Webster: There's no more money to chase the good.

Henderson: Right.

Webster: But what's the economic effect on the ordinary American or Canadian?

Henderson: That their pension is more secure, that their savings are not indirectly taxed through inflation, they can plan better for the future.

Webster: But there would also be mass unemployment.

Henderson: There will be a short run increase in unemployment. There are ways you could ameliorate he problem. For instance, by getting rid of a lot of labor market restrictions that keep people out of work, by getting rid of the minimum wage.

Webster: Like trade unions?

Henderson: No, not getting rid of trade unions. Getting rid of the power trade unions have to force people to join against their will.

Webster: That's another of your basic facts. What was the other thing you said just now?

Henderson: Getting rid of the minimum wage. The minimum wage, which is now over $3 per hour in Canada, prices a lot of low-skilled people out of the market.

Webster: You are the direct antithesis of today's capital "L" Liberal in Canada who in fact is an egalitarian bureaucratic socialist.

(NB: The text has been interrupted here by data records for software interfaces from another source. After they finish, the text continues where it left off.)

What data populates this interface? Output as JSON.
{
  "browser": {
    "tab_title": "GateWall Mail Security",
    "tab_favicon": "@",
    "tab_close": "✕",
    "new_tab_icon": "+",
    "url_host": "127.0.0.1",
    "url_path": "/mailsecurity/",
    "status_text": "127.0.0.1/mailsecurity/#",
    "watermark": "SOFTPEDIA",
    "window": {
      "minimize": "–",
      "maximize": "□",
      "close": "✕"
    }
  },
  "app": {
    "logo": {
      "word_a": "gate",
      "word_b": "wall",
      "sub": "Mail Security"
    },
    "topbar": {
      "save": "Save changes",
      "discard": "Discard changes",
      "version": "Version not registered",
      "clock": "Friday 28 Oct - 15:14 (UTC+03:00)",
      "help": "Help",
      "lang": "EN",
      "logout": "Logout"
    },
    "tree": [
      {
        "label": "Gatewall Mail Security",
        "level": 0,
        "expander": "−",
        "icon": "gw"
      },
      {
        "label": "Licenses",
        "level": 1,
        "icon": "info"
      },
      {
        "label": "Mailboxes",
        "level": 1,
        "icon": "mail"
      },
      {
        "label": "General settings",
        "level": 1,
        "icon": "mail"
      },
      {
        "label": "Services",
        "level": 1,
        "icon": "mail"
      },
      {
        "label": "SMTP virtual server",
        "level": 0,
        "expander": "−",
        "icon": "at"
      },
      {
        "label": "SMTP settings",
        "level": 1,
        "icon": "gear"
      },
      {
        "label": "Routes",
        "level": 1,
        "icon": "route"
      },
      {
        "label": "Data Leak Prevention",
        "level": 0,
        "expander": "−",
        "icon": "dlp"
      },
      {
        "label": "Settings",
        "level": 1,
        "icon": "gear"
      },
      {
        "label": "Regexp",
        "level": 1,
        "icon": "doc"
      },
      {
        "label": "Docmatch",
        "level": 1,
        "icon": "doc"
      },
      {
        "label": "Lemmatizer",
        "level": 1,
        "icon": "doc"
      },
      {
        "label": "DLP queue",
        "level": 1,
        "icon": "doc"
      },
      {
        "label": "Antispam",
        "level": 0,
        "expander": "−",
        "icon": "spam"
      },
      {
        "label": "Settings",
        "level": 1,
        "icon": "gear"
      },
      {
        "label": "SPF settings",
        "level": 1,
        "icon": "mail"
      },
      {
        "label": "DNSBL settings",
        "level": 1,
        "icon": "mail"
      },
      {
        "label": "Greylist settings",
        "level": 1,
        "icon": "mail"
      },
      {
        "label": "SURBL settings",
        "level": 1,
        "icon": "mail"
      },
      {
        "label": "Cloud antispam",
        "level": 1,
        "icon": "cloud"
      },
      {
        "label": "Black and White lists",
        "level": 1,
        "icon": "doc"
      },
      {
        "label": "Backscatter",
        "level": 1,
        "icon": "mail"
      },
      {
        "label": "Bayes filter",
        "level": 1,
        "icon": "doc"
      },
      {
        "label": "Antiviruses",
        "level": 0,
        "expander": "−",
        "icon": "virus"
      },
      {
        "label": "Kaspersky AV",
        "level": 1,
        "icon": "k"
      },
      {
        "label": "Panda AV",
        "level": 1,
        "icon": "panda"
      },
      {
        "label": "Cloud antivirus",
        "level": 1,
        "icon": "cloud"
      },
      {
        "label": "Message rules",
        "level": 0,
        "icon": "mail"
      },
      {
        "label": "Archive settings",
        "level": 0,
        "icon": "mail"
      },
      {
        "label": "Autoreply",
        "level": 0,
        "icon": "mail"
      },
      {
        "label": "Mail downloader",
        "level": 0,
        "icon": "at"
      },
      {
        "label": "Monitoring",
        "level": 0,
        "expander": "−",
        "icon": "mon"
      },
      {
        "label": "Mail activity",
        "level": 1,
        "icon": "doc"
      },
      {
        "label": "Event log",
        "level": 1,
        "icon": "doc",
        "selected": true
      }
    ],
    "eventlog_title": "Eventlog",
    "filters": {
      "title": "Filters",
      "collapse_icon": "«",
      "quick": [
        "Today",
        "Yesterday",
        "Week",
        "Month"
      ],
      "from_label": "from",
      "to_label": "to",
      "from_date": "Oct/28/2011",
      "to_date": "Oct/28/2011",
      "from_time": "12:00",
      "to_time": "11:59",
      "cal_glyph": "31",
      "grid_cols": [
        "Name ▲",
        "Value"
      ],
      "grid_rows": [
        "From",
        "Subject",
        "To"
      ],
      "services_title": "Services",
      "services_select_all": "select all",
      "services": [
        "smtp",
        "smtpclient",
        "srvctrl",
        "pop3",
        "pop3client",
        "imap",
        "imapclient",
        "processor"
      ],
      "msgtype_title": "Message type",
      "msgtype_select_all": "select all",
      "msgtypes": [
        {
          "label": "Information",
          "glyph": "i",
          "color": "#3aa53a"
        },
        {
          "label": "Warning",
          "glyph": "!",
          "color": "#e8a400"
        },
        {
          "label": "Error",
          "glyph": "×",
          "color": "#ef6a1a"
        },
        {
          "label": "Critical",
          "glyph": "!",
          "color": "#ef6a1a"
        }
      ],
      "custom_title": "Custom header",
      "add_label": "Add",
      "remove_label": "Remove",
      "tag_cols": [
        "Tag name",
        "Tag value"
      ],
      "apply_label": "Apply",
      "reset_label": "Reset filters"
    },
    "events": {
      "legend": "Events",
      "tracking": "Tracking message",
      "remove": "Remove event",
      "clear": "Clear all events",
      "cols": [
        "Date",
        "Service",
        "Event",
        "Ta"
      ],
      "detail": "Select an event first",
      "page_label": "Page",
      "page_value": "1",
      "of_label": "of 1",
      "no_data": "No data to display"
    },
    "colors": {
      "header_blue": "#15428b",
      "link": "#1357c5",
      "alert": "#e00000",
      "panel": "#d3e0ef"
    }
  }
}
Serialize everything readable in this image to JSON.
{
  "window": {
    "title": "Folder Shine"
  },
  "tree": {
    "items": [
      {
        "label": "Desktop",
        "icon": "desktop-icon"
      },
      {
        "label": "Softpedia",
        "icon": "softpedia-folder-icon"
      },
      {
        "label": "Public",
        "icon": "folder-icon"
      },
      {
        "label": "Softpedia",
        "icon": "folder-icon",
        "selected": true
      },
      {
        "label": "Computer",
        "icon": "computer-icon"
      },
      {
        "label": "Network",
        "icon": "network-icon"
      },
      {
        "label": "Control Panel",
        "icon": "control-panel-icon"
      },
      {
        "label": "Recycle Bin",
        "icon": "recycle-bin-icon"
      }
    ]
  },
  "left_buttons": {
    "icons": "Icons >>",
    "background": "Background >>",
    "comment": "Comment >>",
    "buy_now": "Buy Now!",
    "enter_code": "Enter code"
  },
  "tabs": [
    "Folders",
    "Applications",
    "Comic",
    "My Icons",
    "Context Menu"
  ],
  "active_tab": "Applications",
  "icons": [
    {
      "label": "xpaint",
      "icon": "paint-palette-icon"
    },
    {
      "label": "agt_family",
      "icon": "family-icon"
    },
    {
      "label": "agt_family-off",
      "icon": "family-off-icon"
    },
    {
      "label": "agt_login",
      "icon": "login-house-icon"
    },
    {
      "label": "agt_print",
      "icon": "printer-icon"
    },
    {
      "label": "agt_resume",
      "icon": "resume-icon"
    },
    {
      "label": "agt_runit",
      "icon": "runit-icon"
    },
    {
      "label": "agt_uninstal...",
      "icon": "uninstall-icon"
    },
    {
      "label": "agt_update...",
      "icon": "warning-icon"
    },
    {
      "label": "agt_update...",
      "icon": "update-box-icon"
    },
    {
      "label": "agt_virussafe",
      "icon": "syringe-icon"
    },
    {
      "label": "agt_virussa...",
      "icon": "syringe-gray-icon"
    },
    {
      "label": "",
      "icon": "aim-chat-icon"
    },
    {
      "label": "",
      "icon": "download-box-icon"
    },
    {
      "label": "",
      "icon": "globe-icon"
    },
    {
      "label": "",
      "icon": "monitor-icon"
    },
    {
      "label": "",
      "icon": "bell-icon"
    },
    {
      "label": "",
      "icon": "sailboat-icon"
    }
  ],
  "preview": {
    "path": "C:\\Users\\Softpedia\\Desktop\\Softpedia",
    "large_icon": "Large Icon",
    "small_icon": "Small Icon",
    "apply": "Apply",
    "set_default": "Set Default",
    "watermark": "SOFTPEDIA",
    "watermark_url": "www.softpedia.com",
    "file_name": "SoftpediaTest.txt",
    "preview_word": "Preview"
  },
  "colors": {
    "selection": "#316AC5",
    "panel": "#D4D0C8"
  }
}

Henderson: It's a funny kind of egalitarianism that prices the poorest people out of the labor market and instead of giving them, say, $2 per hour, gives them zero per hour - because they don't get work.

Webster: What do you think of the Canadian policy adopted and enforced by the federal government whereby we are subsidizing the internal price of oil to half the world market level?

Henderson: I think it's a crazy policy. I'm not just taking Lougheed's side. I think that the debate between Lougheed and Lalonde and Trudeau is like the debate between Bugs Moran and Al Capone. They both want to tax private people and I say they have no right to do that.

Webster: What would you do with social services? Would you let social services, compensation, medicare or medicaid, as you have in the States, wind down to a generally acceptable level?

Henderson: I would let it wind down gradually. I'm not running things but these are my ideals. I would have the government get out of a lot of programs that are hurting the poor so that at the same time as they're losing certain benefits, they won't lose everything because now they can work. It would be easier to get jobs and so on. And they could keep more of their money.

Webster: You came from Manitoba, I know that, but where do you work now?

Henderson: At the University of Santa Clara in California.

Webster: You have a very good quote in front of me about politics.

Henderson: Yes. "Politics represents the art of calculated cheating." Now, I quoted that from a very well-known U.S. government official, James Schlesinger, who used to be Energy Secretary and this is from an article he wrote twelve years ago in which he pointed out the nature of the political game. The idea is to tax people with as little pain as possible so they don't even know you're taxing them and to distribute the proceeds to the various special interests who come to government to get them.

Webster: Well, that, of course, is exactly what politics is.

Henderson: Right.

Webster: They redistribute wealth to maintain political and economic power in the country.

Henderson: That's right.

Webster: David Henderson, I apologize for having such a short interview. But I point out again that you're a Libertarian and a Presidential candidate advisor.

Henderson: Right.

Webster: Strange kind of peaceful anarchists. My thanks.